Computing the Probabilities
Using Inclusion-Exclusion to compute the number of ways to get all five faces ($1$-$5$) with $d-n$ dice, we get that the number of ways to have $n$ sixes with $d$ dice is $$ \binom{d}{n}\left[\binom{5}{0}5^{d-n}-\binom{5}{1}4^{d-n}+\binom{5}{2}3^{d-n}-\binom{5}{3}2^{d-n}+\binom{5}{4}1^{d-n}-\binom{5}{5}0^{d-n}\right] $$ Therefore, the probability of getting $2$ or more sixes, given that we have at least $1$ six is $$ \frac{\displaystyle\sum_{n=2}^d\binom{d}{n}\left[\binom{5}{0}5^{d-n}-\binom{5}{1}4^{d-n}+\binom{5}{2}3^{d-n}-\binom{5}{3}2^{d-n}+\binom{5}{4}1^{d-n}-\binom{5}{5}0^{d-n}\right]}{\displaystyle\sum_{n=1}^d\binom{d}{n}\left[\binom{5}{0}5^{d-n}-\binom{5}{1}4^{d-n}+\binom{5}{2}3^{d-n}-\binom{5}{3}2^{d-n}+\binom{5}{4}1^{d-n}-\binom{5}{5}0^{d-n}\right] } $$ The results for different values of $d$: $$ \begin{array}{c|c} d&p&\text{approx}\\\hline 6&0&0.000000\\ 7&\frac16&0.166667\\ 8&\frac{17}{57}&0.298246\\ 9&\frac{17}{42}&0.404762\\ \color{#C00000}{10}&\color{#C00000}{\frac{1606}{3261}}&\color{#C00000}{0.492487}\\ 11&\frac{293}{518}&0.565637\\ 12&\frac{18868}{30083}&0.627198 \end{array} $$
Applying the Principle of Inclusion-Exclusion
Above, it is mentioned that we used inclusion-exclusion to compute the number of ways to get all five faces with $d-n$ dice.
To do this, we let $A_k$, for $k\in\{1,2,3,4,5\}$, be the arrangements without face $k$. Thus, the number of ways to arrange $d$ dice with some face missing, is $$ \begin{align} \left|\bigcup_k A_k\right| &=\overbrace{\ \sum_k\left|A_k\right|\ }^{\binom{5}{1}4^d}-\overbrace{\sum_{k_1\lt k_2}\left|A_{k_1}\cap A_{k_2}\right|}^{\binom{5}{2}3^d}+\color{#9000B0}{\overbrace{\sum_{k_1\lt k_2\lt k_3}\left|A_{k_1}\cap A_{k_2}\cap A_{k_3}\right|}^{\binom{5}{3}2^d}}\\ &-\underbrace{\sum_{k_1\lt k_2\lt k_3\lt k_4}\left|A_{k_1}\cap A_{k_2}\cap A_{k_3}\cap A_{k_4}\right|}_{\binom{5}{4}1^d}+\underbrace{\sum_{k_1\lt k_2\lt k_3\lt k_4\lt k_5}\left|A_{k_1}\cap A_{k_2}\cap A_{k_3}\cap A_{k_4}\cap A_{k_5}\right|}_{\binom{5}{5}0^d} \end{align} $$ Let's explain how to compute the purple term, the total of the intersections of three of the $A_k$. The others will be similar.
$\binom{5}{3}$ is the number of ways to choose the $3$ faces to be excluded.
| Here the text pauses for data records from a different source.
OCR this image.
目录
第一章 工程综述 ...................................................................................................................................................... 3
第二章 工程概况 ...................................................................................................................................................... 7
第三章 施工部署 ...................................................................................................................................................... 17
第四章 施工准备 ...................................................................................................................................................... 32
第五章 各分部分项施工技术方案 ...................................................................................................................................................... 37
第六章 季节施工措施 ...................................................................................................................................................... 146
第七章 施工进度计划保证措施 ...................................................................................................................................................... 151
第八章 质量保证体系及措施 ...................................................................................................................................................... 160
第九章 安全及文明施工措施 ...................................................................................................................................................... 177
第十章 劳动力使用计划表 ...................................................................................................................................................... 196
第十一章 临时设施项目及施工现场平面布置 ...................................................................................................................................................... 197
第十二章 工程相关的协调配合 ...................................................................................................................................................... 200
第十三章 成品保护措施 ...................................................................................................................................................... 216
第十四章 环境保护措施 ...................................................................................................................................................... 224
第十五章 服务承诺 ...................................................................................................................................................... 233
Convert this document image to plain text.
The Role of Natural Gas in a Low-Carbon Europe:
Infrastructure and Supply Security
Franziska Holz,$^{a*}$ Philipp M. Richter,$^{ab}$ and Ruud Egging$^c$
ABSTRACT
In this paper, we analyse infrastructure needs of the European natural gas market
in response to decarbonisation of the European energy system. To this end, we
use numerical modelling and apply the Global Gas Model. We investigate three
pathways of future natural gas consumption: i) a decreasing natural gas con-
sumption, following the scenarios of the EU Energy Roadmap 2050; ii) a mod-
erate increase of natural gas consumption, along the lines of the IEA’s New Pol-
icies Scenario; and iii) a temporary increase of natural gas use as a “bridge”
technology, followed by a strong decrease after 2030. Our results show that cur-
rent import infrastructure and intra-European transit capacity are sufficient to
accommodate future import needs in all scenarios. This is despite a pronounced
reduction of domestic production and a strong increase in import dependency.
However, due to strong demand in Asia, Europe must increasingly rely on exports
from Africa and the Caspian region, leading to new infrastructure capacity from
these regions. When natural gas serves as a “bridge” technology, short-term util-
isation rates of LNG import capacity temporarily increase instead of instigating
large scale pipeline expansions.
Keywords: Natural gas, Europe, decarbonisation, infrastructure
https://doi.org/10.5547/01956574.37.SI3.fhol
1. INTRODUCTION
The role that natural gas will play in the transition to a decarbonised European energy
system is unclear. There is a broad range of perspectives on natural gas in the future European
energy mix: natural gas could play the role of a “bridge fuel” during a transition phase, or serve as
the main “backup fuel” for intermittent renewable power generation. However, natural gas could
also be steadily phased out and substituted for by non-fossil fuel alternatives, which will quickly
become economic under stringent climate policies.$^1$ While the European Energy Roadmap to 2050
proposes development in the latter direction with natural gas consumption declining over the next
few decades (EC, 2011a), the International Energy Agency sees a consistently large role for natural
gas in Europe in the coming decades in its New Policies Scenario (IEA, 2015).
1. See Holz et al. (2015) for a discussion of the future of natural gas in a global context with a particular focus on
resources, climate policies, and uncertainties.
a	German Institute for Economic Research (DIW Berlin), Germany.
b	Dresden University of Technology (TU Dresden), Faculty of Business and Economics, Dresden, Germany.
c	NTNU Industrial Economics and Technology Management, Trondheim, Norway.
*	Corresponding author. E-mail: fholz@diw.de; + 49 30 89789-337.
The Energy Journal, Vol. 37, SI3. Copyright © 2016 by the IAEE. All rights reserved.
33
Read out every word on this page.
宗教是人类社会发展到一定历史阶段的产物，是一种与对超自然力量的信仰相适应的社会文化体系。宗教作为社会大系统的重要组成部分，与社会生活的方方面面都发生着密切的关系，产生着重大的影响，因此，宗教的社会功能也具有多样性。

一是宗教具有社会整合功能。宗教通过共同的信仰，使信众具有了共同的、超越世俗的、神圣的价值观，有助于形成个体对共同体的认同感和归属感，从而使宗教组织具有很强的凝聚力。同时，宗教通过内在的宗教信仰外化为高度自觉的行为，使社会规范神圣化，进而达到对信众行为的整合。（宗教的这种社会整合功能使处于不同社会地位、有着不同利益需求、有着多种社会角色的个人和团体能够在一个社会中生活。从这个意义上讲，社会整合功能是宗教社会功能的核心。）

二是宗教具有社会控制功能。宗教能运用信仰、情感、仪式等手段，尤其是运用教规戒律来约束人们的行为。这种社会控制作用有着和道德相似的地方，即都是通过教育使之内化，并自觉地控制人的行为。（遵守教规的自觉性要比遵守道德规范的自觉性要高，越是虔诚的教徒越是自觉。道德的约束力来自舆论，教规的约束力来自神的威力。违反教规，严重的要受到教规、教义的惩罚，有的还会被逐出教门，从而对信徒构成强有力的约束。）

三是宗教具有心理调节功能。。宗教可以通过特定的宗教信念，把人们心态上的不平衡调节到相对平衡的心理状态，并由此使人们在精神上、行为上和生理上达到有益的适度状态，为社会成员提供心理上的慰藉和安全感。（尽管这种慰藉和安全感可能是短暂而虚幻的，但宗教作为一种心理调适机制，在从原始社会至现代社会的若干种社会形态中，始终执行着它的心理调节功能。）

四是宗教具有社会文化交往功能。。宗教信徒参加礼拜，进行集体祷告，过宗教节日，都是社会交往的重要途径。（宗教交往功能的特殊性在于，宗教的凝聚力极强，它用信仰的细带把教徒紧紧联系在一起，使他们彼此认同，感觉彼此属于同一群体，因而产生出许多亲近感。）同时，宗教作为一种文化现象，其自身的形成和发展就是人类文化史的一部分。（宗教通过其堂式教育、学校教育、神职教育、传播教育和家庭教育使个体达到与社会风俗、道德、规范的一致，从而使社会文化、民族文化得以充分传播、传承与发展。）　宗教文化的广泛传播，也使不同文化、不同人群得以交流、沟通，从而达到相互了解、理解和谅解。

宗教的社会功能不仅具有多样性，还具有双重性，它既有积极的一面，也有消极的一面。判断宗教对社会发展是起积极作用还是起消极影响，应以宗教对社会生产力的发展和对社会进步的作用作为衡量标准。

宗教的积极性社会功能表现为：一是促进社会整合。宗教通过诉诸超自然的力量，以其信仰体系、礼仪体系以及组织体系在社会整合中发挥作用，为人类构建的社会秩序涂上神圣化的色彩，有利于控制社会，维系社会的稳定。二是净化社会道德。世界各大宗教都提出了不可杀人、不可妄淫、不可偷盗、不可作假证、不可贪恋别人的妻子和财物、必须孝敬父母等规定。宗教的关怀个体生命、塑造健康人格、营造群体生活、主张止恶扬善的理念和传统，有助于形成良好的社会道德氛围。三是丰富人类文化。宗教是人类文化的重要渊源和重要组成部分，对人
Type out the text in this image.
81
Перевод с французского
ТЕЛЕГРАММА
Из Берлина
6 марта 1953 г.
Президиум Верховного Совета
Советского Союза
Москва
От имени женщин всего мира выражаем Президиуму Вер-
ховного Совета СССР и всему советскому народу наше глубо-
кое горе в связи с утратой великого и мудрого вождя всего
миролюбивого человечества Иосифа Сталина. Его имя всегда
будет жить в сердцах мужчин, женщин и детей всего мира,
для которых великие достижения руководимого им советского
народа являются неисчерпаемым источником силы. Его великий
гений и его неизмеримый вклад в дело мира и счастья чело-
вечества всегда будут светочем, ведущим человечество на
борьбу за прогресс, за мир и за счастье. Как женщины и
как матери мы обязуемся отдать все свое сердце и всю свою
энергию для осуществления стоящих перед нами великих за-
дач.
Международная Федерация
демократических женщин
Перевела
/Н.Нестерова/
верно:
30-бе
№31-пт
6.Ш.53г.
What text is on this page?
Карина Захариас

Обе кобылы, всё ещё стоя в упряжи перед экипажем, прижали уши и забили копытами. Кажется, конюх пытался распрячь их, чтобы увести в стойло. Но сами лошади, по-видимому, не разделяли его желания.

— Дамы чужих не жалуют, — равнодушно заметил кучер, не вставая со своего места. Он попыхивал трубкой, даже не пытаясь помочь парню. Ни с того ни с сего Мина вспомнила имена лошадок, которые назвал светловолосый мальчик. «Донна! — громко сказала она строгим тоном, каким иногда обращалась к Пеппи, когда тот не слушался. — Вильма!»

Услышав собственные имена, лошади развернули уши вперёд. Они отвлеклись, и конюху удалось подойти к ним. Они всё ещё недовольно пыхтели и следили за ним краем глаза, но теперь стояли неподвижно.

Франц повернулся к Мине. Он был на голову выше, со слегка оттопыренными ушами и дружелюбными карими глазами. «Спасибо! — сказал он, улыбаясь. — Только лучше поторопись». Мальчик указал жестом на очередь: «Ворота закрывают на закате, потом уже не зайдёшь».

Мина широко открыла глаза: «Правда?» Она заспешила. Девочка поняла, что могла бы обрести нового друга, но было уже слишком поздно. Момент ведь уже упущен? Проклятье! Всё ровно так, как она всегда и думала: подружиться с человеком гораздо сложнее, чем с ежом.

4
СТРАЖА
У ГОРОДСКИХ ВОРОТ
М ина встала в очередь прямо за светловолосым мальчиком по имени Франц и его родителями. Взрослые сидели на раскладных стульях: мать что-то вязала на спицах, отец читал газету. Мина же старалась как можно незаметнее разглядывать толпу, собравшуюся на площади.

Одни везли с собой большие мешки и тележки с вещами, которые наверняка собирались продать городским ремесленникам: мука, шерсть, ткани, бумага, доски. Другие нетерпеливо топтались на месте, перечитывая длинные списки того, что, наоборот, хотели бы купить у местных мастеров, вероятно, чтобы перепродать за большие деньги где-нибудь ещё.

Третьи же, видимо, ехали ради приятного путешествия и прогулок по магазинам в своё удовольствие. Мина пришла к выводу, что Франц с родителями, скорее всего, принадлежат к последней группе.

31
Once those have been excluded, there are $2$ faces onto which to map the $d$ dice; that is, $2^d$ ways. Thus, the purple sum is $$ \binom{5}{3}2^d $$ Thus, to count the number of ways to get all five faces with $d$ dice, we subtract from the number of ways to arrange all $d$ dice: $$ \binom{5}{0}5^d-\binom{5}{1}4^d+\binom{5}{2}3^d-\binom{5}{3}2^d+\binom{5}{4}1^d-\binom{5}{5}0^d $$ which is used above.